Microsoft is developing an Azure-hosted, paid version of its internal-facing Cosmos big-data computation, analysis and storage service.
I speculated last August that Microsoft was poised to make Cosmos one of its next big Azure service offerings. Based on information shared with me by sources, it appears this, indeed, is happening.
Microsoft is in the midst of recruiting testers for the key components of the coming offering. Those components include an analysis-engine piece codenamed "Kona" and a storage-engine piece codenamed "Cabo". There's also a new SQL-friendly language, known as SQL-IP, that will be part of the coming big-data analysis package, sources said.
Currently, Cosmos is an internal-facing Microsoft service only. It's Microsoft's massively parallel storage and computation service that handles data from Azure, Bing, AdCenter, MSN, Skype and Windows Live. According to a recent Microsoft job posting, there are 5,000 developers and "thousands" of users inside Microsoft using Cosmos. Cosmos was built using Microsoft's Dryad distributed-processing technology.
Microsoft has used Cosmos internally to process telemetry data; to perform analysis and reporting on large datasets, such as those created via Bing and Office 365; and to curate and perform back-end processing on many kinds of data. A lot of the data used for these various purposes is shared. Queries on this data can run on anywhere from one to 40,000 machines in parallel.
Microsoft is planning to position the external-facing version of Cosmos as a complement to HDInsight, which is Microsoft's Hadoop-on-Azure service. Users will have a choice of using HDInsight or SQL-IP on the same datasets, sources said.
SQL-IP is a mix of SQL, C# and .NET. It's meant to be extensible and to handle parallel computation. It sounds like there will be a Visual Studio plug-in supporting SQL-IP, from what my sources have said.
SQL-IP is an evolution of Microsoft's SCOPE language, which is more inherently SQL-friendly. I blogged about SCOPE back in 2011, noting it was a parallel querying capability of Cosmos, designed to make it appear to users that their distributed/parallel queries were executing on a single machine.

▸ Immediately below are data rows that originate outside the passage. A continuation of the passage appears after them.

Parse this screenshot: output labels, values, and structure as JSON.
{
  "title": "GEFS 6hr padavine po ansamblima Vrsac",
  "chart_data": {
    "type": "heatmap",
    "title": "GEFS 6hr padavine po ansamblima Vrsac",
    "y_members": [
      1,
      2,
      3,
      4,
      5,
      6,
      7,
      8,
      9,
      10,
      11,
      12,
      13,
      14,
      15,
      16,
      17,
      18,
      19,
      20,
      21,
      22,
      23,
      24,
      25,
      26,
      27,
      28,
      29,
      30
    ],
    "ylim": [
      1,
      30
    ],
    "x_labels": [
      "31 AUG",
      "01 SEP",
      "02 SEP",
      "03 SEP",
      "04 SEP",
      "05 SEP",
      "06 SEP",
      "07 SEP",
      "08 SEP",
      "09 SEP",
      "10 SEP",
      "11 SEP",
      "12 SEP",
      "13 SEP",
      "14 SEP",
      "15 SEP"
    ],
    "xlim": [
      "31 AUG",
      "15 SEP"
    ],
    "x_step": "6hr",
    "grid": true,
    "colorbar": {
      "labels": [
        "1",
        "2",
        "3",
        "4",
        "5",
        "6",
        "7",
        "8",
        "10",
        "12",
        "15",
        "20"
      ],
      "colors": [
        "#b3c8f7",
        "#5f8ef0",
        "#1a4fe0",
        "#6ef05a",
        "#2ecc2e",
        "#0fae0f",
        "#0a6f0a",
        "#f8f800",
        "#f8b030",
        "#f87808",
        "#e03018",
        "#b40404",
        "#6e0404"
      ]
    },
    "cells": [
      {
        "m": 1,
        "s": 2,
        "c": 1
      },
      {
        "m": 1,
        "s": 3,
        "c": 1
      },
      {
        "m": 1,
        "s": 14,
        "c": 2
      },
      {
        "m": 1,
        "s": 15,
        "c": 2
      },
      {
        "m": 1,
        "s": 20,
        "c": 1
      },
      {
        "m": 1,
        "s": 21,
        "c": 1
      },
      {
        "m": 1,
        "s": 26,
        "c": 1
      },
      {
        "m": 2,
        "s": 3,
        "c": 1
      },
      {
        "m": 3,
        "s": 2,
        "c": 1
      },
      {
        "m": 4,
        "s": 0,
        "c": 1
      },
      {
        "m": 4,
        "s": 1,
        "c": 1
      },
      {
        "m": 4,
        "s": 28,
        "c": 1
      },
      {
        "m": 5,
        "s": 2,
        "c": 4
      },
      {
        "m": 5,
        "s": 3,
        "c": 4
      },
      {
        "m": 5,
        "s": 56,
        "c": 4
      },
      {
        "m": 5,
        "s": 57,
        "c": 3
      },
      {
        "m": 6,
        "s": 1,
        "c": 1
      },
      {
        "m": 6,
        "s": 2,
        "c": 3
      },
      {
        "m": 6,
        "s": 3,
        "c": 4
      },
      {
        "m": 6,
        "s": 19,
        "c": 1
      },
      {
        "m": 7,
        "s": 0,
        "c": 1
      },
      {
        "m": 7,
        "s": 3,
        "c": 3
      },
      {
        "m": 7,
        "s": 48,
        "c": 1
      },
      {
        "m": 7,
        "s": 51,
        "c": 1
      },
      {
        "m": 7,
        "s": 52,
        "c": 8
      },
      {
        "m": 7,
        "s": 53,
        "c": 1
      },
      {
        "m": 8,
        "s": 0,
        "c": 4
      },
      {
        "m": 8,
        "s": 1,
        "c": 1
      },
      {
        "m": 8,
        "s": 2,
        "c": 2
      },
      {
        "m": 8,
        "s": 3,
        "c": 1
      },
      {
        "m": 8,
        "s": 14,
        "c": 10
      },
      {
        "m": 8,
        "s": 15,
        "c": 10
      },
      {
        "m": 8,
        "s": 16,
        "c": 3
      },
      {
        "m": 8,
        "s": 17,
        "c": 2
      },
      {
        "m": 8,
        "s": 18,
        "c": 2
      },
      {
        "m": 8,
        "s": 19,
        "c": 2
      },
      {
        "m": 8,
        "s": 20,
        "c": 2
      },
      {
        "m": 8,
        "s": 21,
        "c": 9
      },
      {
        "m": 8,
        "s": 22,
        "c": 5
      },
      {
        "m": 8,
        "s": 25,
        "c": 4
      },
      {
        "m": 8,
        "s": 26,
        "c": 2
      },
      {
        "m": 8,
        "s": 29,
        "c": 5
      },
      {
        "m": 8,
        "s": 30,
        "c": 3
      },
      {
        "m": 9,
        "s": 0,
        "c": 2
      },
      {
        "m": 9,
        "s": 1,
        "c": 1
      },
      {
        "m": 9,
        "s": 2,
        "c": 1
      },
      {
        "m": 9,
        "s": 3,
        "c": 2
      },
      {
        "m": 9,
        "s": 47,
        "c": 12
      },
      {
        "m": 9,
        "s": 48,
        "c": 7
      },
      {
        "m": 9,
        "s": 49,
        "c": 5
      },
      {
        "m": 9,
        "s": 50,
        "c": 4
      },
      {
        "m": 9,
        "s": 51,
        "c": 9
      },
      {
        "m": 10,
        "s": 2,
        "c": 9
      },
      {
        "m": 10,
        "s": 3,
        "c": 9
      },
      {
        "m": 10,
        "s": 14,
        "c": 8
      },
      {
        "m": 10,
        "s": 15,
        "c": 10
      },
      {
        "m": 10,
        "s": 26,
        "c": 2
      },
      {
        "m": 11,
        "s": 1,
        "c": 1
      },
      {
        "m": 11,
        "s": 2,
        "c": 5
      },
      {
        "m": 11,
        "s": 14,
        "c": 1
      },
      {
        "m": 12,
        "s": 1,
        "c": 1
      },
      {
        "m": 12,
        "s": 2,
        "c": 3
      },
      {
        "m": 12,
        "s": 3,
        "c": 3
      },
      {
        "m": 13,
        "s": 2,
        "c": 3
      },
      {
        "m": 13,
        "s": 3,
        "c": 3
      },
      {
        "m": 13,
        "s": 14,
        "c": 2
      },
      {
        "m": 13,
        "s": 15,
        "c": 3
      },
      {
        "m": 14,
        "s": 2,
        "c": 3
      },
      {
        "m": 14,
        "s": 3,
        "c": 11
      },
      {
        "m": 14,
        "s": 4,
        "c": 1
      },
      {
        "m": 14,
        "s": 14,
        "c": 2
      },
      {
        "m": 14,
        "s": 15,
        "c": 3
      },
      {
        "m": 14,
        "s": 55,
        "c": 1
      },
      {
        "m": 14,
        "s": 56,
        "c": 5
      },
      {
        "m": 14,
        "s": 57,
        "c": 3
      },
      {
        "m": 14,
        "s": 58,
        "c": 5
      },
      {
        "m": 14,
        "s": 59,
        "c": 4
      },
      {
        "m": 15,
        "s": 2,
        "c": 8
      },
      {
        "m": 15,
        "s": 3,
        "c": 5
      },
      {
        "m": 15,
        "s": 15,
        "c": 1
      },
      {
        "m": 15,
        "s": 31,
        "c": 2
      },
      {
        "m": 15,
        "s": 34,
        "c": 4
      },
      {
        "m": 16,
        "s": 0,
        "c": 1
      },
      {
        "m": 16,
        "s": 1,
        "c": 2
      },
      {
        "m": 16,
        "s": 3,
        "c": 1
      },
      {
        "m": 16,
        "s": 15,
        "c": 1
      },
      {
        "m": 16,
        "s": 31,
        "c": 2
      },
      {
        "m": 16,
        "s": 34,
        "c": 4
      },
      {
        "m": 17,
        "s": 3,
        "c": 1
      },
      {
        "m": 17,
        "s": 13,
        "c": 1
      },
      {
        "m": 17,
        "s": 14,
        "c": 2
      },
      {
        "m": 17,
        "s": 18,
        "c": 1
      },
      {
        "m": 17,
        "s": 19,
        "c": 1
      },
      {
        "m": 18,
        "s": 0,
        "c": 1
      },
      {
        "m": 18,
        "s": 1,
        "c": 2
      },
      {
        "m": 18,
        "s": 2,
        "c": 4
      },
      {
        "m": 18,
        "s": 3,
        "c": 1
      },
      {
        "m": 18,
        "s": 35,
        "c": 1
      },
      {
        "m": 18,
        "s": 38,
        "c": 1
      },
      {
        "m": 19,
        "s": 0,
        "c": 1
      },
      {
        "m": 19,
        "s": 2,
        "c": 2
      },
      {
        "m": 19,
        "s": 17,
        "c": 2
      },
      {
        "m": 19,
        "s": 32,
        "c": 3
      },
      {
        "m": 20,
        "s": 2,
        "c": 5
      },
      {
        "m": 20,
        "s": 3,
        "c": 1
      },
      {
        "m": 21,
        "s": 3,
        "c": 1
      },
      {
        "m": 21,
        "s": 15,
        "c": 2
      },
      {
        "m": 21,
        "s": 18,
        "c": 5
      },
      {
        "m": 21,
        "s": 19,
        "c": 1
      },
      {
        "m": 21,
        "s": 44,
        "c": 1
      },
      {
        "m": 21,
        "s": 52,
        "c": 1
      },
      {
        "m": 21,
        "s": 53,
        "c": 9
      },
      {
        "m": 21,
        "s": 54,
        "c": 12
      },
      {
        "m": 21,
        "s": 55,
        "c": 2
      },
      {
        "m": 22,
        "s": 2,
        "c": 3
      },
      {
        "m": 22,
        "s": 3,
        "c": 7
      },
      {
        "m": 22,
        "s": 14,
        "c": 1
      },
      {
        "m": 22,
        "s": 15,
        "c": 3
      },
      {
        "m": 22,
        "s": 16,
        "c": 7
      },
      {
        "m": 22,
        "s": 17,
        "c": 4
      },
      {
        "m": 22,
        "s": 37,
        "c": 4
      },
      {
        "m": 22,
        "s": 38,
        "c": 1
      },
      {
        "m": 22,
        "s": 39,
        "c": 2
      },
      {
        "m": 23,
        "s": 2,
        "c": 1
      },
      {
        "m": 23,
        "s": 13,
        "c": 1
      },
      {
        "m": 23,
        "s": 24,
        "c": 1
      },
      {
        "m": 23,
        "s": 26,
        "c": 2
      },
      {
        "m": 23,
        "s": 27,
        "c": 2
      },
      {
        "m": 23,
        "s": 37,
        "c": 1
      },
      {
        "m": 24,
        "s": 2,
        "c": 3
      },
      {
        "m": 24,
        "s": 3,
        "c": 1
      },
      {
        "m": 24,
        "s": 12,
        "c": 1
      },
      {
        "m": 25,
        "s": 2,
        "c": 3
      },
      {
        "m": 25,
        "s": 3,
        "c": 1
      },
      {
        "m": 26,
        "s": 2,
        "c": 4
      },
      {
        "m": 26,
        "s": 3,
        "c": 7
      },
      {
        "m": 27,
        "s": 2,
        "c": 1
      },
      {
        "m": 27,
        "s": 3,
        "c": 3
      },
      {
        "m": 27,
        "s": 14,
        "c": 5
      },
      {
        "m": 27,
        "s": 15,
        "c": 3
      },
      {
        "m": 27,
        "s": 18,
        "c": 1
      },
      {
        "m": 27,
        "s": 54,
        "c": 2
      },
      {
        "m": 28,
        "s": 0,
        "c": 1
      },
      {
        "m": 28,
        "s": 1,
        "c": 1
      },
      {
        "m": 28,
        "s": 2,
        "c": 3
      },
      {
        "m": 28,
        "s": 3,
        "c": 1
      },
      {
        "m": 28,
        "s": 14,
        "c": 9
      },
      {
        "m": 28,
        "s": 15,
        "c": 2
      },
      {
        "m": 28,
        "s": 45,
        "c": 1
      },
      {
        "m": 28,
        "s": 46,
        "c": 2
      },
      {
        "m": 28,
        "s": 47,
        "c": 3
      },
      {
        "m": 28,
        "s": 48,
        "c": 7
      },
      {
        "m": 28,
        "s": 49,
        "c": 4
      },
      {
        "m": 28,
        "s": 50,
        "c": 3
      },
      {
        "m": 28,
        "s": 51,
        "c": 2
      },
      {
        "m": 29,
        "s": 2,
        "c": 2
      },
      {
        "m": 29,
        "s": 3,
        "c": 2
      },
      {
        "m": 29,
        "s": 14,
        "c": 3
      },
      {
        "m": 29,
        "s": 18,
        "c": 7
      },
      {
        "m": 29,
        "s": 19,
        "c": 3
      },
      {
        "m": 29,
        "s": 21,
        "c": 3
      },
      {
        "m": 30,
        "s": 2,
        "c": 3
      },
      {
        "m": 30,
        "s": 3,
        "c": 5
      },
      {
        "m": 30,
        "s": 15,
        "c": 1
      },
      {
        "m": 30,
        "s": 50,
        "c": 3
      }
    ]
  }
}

An interesting aside for those tracking Cosmos' evolution: Microsoft researcher Ed Nightingale noted that starting in 2012, he spent time rearchitecting the Cosmos service "bringing to bear the lessons and principles from the Microsoft Research Flat Datacenter Storage project." Flat Datacenter Storage (FDS) is a "high-performance, fault-tolerant, large-scale, locality-oblivious blob store."
Microsoft is planning to charge customers for what they use, in terms of compute and storage with the coming Cosmos service. Users will be able to execute a query on their data and pay only for the processing they use, sources said.
I don't know when Microsoft is planning to release a public preview of the coming externally-facing Cosmos service or when the company plans to make it generally available. I've asked Microsoft officials if they'd share further details. No word back so far.
Update: A Microsoft spokesperson said the company had no comment.
In a job offering (which is no longer posted on Microsoft's Careers site), company execs called the externally-facing version of Cosmos a product with "multibillion dollar potential."